Here is an investment I promoted on my radio show recently. You pay £733 and in return you get a guaranteed annual income of £231 for life, index-linked by prices, earnings or 2.5 per cent, whichever is the highest.

Isabel wrote in: “I asked my financial adviser but he didn’t know anything about it”. I am not surprised. Nor do I blame the adviser. He was in the heady stratosphere (or perhaps the murky depths) of the new state pension. You know, the flat-rate pension that is paid at more than 20,000 different rates?

The pension that requires 35 years’ worth of National Insurance contributions to get the full amount but of which more than a million with at least 35 years’ contributions will not get the full amount? That one.

Yes, it is paradox time. Let me deal with that last one: you need 35 years’ worth of NICs to get the full flat-rate new state pension of £155.65, but even if you have paid that much you may get less than the full state pension. More than 1.7 million people reaching state pension age in the next 10 years – about one in three – will be affected.

These are people who have paid into a good workplace pension and were contracted out of Serps. To get the full amount of the new state pension – or at least approach it – they will now have to pay yet more NICs on top of whatever they contributed before 2016/17.

The biggest group affected worked in the public sector: nurses, teachers, civil servants, police and so on. Also caught are the millions who paid into one of the thousands of private sector final salary or defined benefit schemes.

“The pension that requires 35 years’ worth of National Insurance contributions to get the full amount but of which more than a million with at least 35 years’ contributions will not get the full amount? That one.”

There is another group affected by the paradox that many Money Marketing readers will recall. They were sold a personal pension and persuaded by an alliance of advisers and government incentives to contract out of Serps and pay lower NICs.

Sometimes they only paid into their personal pension the equivalent of the NICs saving they made – so-called rebate-only contracted-out pensions. They believed it was a good idea to replace an earnings-related, index-linked pension guaranteed for life by the government with a small defined contribution pension not earnings-related, not index-linked and not guaranteed by anyone.

That decision has come back to bite them, because they now face a hefty deduction from their state pension just for being contracted out. This deduction can be huge, even if they were only contracted out for a few years.

One listener, David, told me he had paid in for 47 years and was contracted out for 11. His contracted out deduction was about £32. Instead of £155.65 he was going to get £123. He asked, not unreasonably: “I paid in for 36 years without being contracted out, so surely that should entitle me to the full flat-rate pension?”

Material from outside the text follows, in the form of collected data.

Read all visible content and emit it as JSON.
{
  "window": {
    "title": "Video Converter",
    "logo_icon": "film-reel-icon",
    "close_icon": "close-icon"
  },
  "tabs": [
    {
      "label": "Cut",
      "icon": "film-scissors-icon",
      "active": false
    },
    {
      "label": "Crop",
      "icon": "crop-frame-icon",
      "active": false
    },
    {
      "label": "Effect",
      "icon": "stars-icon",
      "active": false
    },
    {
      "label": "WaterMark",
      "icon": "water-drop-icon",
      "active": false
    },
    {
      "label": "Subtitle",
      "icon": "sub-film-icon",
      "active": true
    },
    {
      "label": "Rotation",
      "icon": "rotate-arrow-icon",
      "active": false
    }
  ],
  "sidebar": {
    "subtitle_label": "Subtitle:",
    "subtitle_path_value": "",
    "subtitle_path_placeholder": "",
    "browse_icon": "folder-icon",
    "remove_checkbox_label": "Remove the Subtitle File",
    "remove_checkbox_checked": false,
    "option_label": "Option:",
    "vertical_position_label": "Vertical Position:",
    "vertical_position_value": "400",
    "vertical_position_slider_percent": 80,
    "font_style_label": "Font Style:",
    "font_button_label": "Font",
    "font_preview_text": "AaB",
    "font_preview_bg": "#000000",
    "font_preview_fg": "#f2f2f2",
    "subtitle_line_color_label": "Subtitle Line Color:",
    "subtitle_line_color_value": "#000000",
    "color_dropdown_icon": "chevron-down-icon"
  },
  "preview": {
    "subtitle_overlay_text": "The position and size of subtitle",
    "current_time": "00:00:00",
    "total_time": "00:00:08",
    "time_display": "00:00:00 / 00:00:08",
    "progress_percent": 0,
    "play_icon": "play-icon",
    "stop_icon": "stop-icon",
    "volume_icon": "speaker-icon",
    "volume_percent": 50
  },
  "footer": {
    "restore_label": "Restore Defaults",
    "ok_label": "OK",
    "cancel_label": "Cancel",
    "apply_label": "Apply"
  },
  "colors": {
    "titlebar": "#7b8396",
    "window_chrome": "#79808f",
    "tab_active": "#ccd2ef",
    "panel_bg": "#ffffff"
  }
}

Sadly not. In this “looking glass” world step one gives him a full pension and step two deducts a large amount from it, leaving him with no more than the old state pension.

The loophole

Many of those subject to a large contracted out deduction (called contracted out pension equivalent) could reduce or even eliminate it using a new and little known scheme. Every year of NICs they pay from 2016/17 onwards earns them extra pension at the rate of 1/35th of the £155.65 flat-rate amount: an extra £4.45 a week.

As the voluntary Class 3 contributions are just £14.10 a week, the payback time, even after tax on the pension, is just three or four years. Annually, the figures are £733 for a year’s Class 3 contributions and £231 a year added to the current state pension. That amount will rise each year with the triple lock, meaning an increase of 2.5 per cent or more guaranteed until at least 2020.

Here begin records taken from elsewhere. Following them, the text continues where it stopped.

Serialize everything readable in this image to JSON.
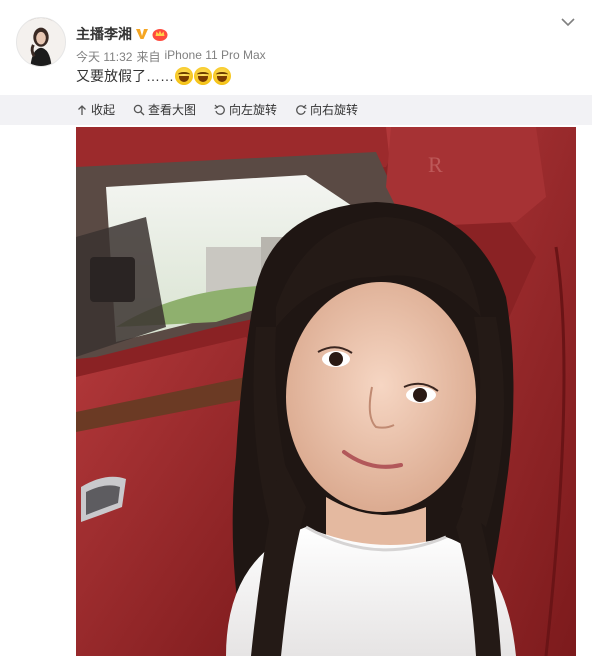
{
  "user": {
    "name": "主播李湘",
    "verified_icon": "gold-v-verified-icon",
    "vip_icon": "crown-vip-icon"
  },
  "meta": {
    "time": "今天 11:32",
    "source_prefix": "来自",
    "source": "iPhone 11 Pro Max"
  },
  "post": {
    "text": "又要放假了……",
    "emoji": [
      "laugh-cry-emoji",
      "laugh-cry-emoji",
      "laugh-cry-emoji"
    ]
  },
  "toolbar": {
    "collapse_label": "收起",
    "view_large_label": "查看大图",
    "rotate_left_label": "向左旋转",
    "rotate_right_label": "向右旋转"
  },
  "colors": {
    "bar_bg": "#f2f2f5",
    "meta_text": "#808080",
    "seat_red": "#8e2020",
    "verified_gold": "#f5a623"
  }
}
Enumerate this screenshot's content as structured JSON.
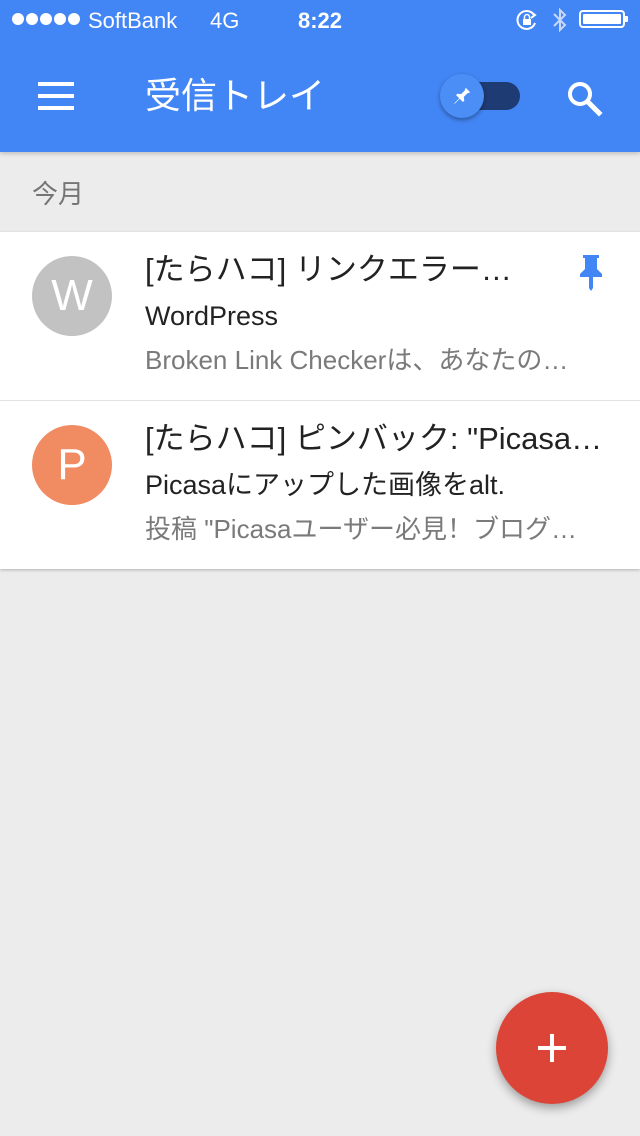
{
  "status_bar": {
    "signal_icon": "signal-dots-icon",
    "carrier": "SoftBank",
    "network": "4G",
    "time": "8:22",
    "orientation_lock_icon": "rotation-lock-icon",
    "bluetooth_icon": "bluetooth-icon",
    "battery_icon": "battery-icon"
  },
  "app_bar": {
    "menu_icon": "hamburger-menu-icon",
    "title": "受信トレイ",
    "pin_toggle_icon": "pin-icon",
    "pin_toggle_on": true,
    "search_icon": "search-icon",
    "background_color": "#4285f4"
  },
  "section": {
    "label": "今月"
  },
  "mails": [
    {
      "avatar_letter": "W",
      "avatar_color": "#c2c2c2",
      "subject": "[たらハコ] リンクエラー…",
      "sender": "WordPress",
      "snippet": "Broken Link Checkerは、あなたの…",
      "pinned": true
    },
    {
      "avatar_letter": "P",
      "avatar_color": "#f08b62",
      "subject": "[たらハコ] ピンバック: \"Picasa…",
      "sender": "Picasaにアップした画像をalt.",
      "snippet": "投稿 \"Picasaユーザー必見！ブログ…",
      "pinned": false
    }
  ],
  "fab": {
    "icon": "plus-icon",
    "color": "#db4437"
  }
}
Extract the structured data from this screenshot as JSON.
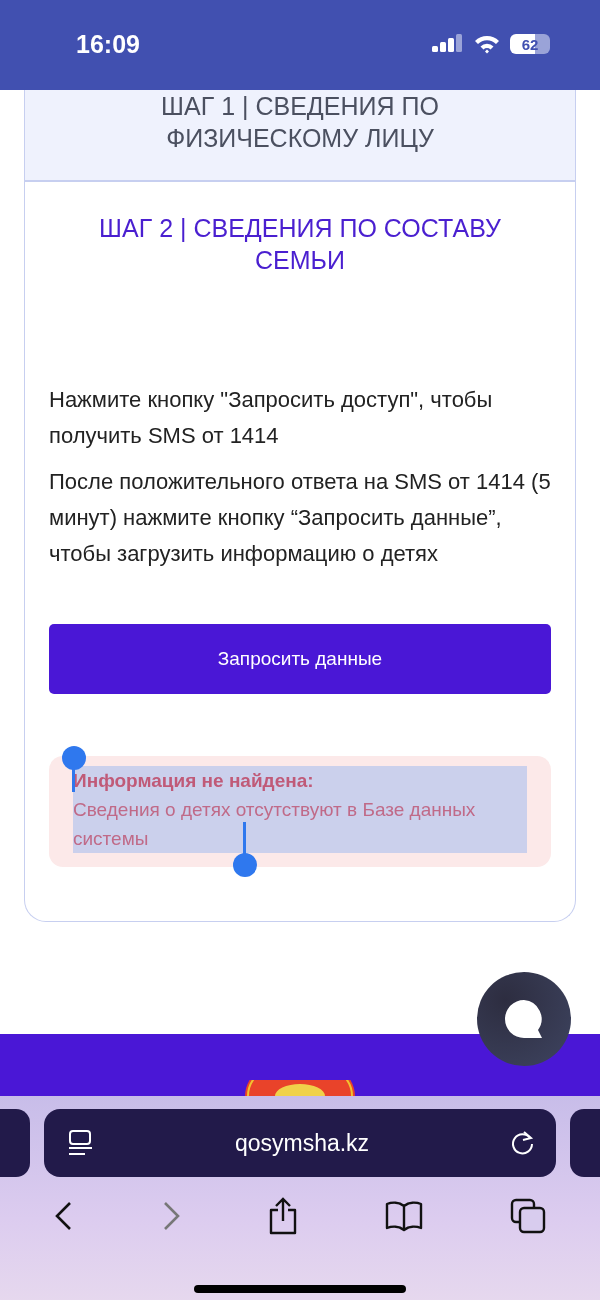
{
  "status_bar": {
    "time": "16:09",
    "battery": "62"
  },
  "steps": [
    {
      "title": "ШАГ 1 | СВЕДЕНИЯ ПО ФИЗИЧЕСКОМУ ЛИЦУ",
      "selected": false
    },
    {
      "title": "ШАГ 2 | СВЕДЕНИЯ ПО СОСТАВУ СЕМЬИ",
      "selected": true
    }
  ],
  "instructions": [
    "Нажмите кнопку \"Запросить доступ\", чтобы получить SMS от 1414",
    "После положительного ответа на SMS от 1414 (5 минут) нажмите кнопку “Запросить данные”, чтобы загрузить информацию о детях"
  ],
  "button": "Запросить данные",
  "alert": {
    "title": "Информация не найдена:",
    "message": "Сведения о детях отсутствуют в Базе данных системы",
    "selected": true
  },
  "browser": {
    "url": "qosymsha.kz"
  }
}
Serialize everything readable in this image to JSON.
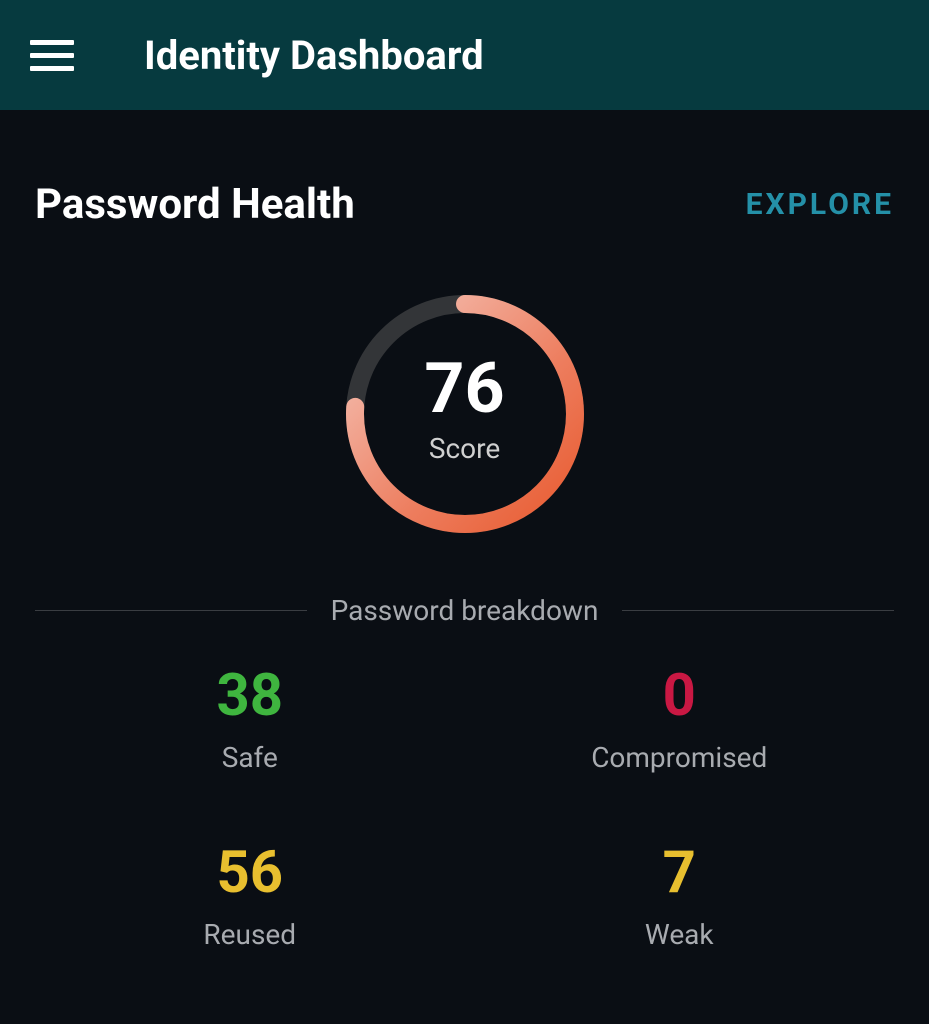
{
  "header": {
    "title": "Identity Dashboard"
  },
  "section": {
    "title": "Password Health",
    "explore_label": "EXPLORE"
  },
  "score": {
    "value": "76",
    "label": "Score",
    "percent": 76
  },
  "breakdown": {
    "label": "Password breakdown",
    "stats": [
      {
        "value": "38",
        "label": "Safe",
        "color_class": "color-safe"
      },
      {
        "value": "0",
        "label": "Compromised",
        "color_class": "color-compromised"
      },
      {
        "value": "56",
        "label": "Reused",
        "color_class": "color-reused"
      },
      {
        "value": "7",
        "label": "Weak",
        "color_class": "color-weak"
      }
    ]
  },
  "colors": {
    "header_bg": "#063a3f",
    "body_bg": "#0a0e14",
    "explore": "#2490a8",
    "ring_track": "#333538",
    "ring_start": "#e85a2f",
    "ring_end": "#f5c8bd"
  }
}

It is only NICs paid from 2016/17 that count in this way, so people reaching state pension age this tax year will not be helped by it, as they are too old to pay extra contributions. You can only pay them up to the tax year before you reach state pension age.

The scheme will help women born from 6 July 1953 and men born from 6 April 1952 who reach state pension age in 2017/18 or later. If they have a contracted out deduction, they will earn more pension even if they have already paid 35 years’ worth of contributions.

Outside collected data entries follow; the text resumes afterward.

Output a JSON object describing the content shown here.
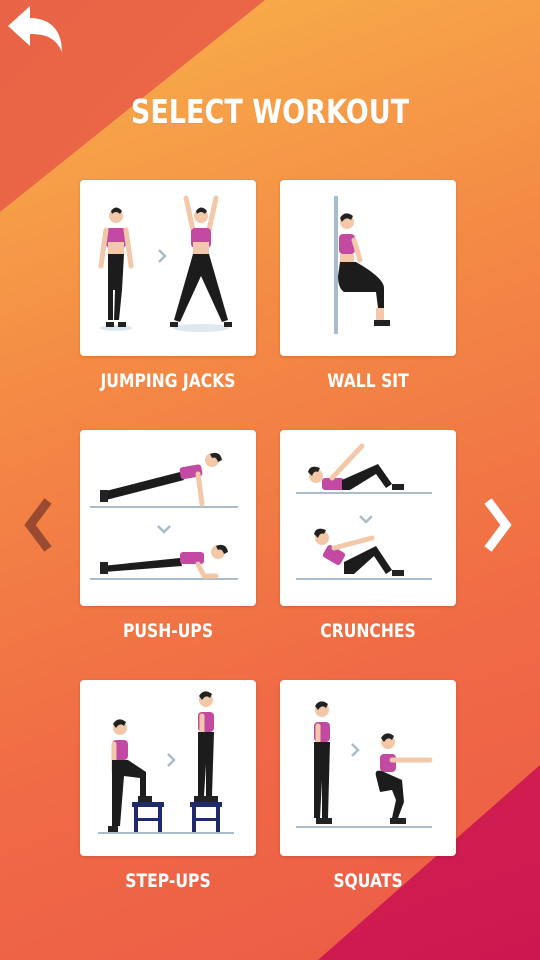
{
  "header": {
    "title": "SELECT WORKOUT",
    "back_icon": "back-arrow-icon"
  },
  "workouts": [
    {
      "label": "JUMPING JACKS",
      "icon": "jumping-jacks-illustration"
    },
    {
      "label": "WALL SIT",
      "icon": "wall-sit-illustration"
    },
    {
      "label": "PUSH-UPS",
      "icon": "push-ups-illustration"
    },
    {
      "label": "CRUNCHES",
      "icon": "crunches-illustration"
    },
    {
      "label": "STEP-UPS",
      "icon": "step-ups-illustration"
    },
    {
      "label": "SQUATS",
      "icon": "squats-illustration"
    }
  ],
  "navigation": {
    "prev_icon": "chevron-left-icon",
    "next_icon": "chevron-right-icon"
  },
  "colors": {
    "accent_pink": "#c24aa3",
    "legging_black": "#1c1c1c",
    "skin": "#f2c8a8",
    "floor_line": "#a9bccb",
    "bench": "#1f2a6b",
    "prev_chevron": "#9b4a32",
    "next_chevron": "#ffffff"
  }
}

The more years left before they reach pension age, the more they can boost their pension. For example, men and women born 6 July 1954 to 5 April 1955 who will reach state pension age in 2020/21 can pay four years’ contributions and boost their pension by £17.80 a week at current rates.

Many people will not need to pay the extra contributions directly. Anyone who is working and earning over £112 a week in at least one job will get NICs through their earnings.

A parent entitled to child benefit for under-12s will get credits, as will anyone registered as unemployed or on other work-related benefits. Men born before 6 October 1953 may get “man credits” (don’t ask!) to cover one tax year. Carers may be able to get credits but some will have to ask for them.

If all that fails, then people can pay the £733 a year Class 3 voluntary contributions. Self-employed people with profits below £5,965 can pay voluntary Class 2 contributions for a mere £2.80 a week.

I hope Isabel’s financial adviser is reading this. It will probably be the best investment she can make.